Les banques ont été en grande partie contraintes d’acquérir des titres souverains, d’une part légalement pour couvrir leurs activités privées dans leurs différents pays d’activité, par nécessité liée au marché interbancaire européen d’autre part, parce que c’est un marché de gré à gré notoirement opaque. Avant de parler de responsabilité des créanciers, il est nécessaire de faire la part entre la prise de risque volontaire et les contraintes imposées par les Etats.
Il est facile d’agiter la responsabilité des créanciers, énièmes boucs émissaires des politiciens, alors que ces derniers sont eux-mêmes parfaitement irresponsables, puisqu’ils peuvent décider souverainement de faire ou non défaut. Irresponsabilité sans limite, incroyable mauvaise foi et étalage de malhonnêteté de la part des gouvernants !
Puisque leurs activités ne produisent aucune richesse nette, les Etats n’ont jamais besoin de s’endetter.
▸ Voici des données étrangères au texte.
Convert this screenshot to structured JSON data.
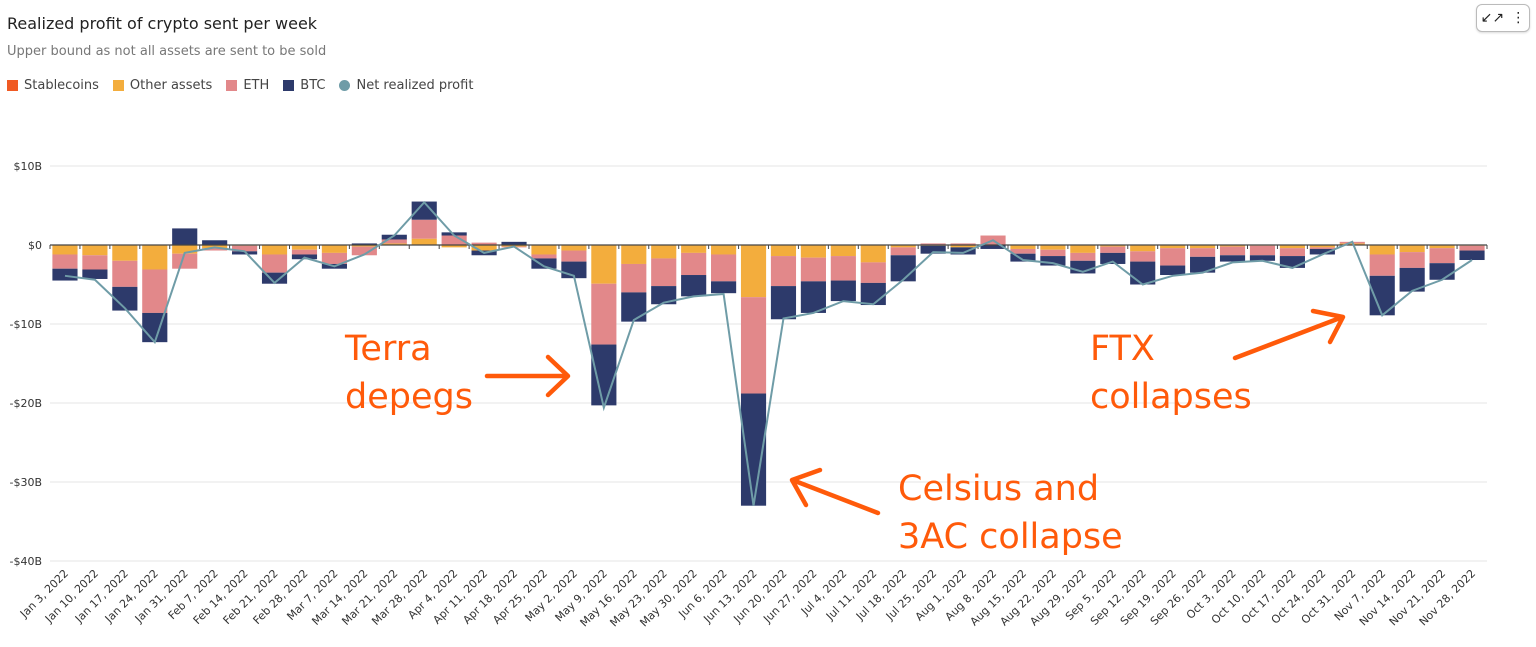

La dette publique est une illusion politico-économique imposée par les collectivismes, notamment socialiste, et non par la démocratie elle-même.
Le collectivisme n’est pas compatible avec la démocratie.
Il convient d’interdire définitivement aux Etats d’accéder aux marchés financiers ou de sanctionner les investisseurs qui se laisseraient tenter, assurances-vie et Livret A compris, avec des taux négatifs élevés.
« Les faillites d’États, une constante dans l’histoire » http://t.co/uG1dH9if via @Contrepoints
Ludwig Ehrard a refusé le défaut pour son Etat, l’Allemagne, dans les années 60. Il a fait de la stabilité monétaire sa priorité.
Résultat :
Les entreprises en ont pleinement profité et ont pu investir. Son pays a connu une croissance continue, comme la France mais a de plus réévalué plusieurs fois sa monnaie par rapport au Franc, d’où un gain de pouvoir d’achat pour les consommateurs allemands.
On peut critiquer ce pays et le qualifier de « rentier » mais il me semble que payer ses dettes à son créancier est la première des règles en droit contractuel.